SUMMARY: Are you aiming a PR campaign at IT executives? Then find out what grabs the attention of CIO Magazine’s cover feature writer. You could get your client in front of 140,000 senior-level IT execs.
Nash is an award-winning reporter with 18 years of experience writing mostly for technology publications. She has spent the past 15 months at CIO Magazine after working as an investigative business technology reporter at Baseline Magazine. She went to Baseline after working 12 years as a feature investigator and beat reporter at Computerworld.
About 140,000 CIOs and high-level IT executives read CIO Magazine. Average readers handle IT budgets of about $361 million. They are involved in 100% of purchase decisions and spend about an hour reading each issue. They pass it along at a rate of about 4 readers per issue.
Other demographics: -average age is 46 -85% are male
CIO Magazine focuses on real-life, in-depth issues surrounding ways to leverage information technology for business objectives. There’s a heavy emphasis on telling IT executives how their peers and other organizations do things.

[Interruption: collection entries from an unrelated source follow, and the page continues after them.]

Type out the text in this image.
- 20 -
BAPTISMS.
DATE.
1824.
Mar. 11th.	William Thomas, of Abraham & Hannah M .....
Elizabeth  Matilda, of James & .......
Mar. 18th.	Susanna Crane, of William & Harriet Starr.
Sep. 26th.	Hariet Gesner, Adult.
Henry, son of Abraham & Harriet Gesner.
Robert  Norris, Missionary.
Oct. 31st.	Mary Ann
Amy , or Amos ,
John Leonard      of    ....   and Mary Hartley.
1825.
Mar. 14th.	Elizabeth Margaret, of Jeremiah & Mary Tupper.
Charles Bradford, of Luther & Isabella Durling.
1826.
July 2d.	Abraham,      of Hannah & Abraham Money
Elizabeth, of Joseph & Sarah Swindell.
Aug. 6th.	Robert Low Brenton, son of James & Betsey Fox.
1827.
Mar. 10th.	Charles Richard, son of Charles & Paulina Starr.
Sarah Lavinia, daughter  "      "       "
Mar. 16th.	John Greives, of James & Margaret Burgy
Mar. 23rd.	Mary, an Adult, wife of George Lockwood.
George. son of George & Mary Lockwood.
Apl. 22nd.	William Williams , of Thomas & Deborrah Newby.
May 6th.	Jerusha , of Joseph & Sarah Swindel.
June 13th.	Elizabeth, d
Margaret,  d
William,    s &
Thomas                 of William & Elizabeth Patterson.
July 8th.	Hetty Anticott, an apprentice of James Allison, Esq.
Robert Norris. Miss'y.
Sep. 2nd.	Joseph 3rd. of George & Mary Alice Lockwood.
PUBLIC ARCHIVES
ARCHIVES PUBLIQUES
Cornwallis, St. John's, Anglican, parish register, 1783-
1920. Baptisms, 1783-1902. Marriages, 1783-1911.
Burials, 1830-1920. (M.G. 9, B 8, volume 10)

CIOs also face pressure from regulators, security threats, and the economy. The magazine helps them understand and navigate these pitfalls.
“They are looking for stories that break through the hype or the marketing message of a particular vendor,” says Nash. “Our readers are looking for coverage that tells them the bottom line, what they need to know, and what are the potential obstacles they need to overcome if they’re going with a particular technology.”
Nash is responsible for the cover feature stories at CIO Magazine. Here are six tips for pitching ideas to her:
->Tip #1. Pitch the issue that your product/service addresses
For cover features, Nash focuses primarily on issues that affect only senior-level execs. This includes trends, things to look out for, success stories, and companies doing something others could learn from.
“I like … stories that don’t focus on a particular vendor or a particular product, but some larger issue that the vendor or product is trying to solve,” she says.
->Tip #2. Pitch a product
Nash will consider product pitches, although the website does more of that. “We don’t do a lot of product coverage in the magazine,” says Nash.
If she is not interested, she will pass your pitch along to the Web editor or a section editor who might be working on a related tech story or tech-trend story. “We do try to answer all the emails,” she says.
->Tip #3. Pitch something unusual
Nash likes getting pitches about companies that get positive results by doing something unusual with technology.
->Tip #4. Have a CIO and others ready to talk
Nash usually develops her own cover features. But if you have a story idea based on a specific project and represent a vendor that has a customer ready to talk, Nash would like to speak with the CIO and another executive involved with the project.
“If you’ve got a good idea and you’ve got a CIO willing to talk about it, that’s the kind of thing we really like to run with,” she says.
->Tip #5. Read her stories
The website has an author’s page that lists past articles for every reporter at the magazine. It’s helpful when people read a few articles before they pitch so they can get an idea of what Nash writes about, she says.
Try pitching this way: “Kim, I see you’ve written about product management in the past. Here’s how my client might be of interest to you.”
->Tip #6. Pitch three months in advance
To pitch a topic for a particular issue, pitch at least three months before the date of the issue. There’s a two-month lead time that all CIO Magazine editors and writers follow.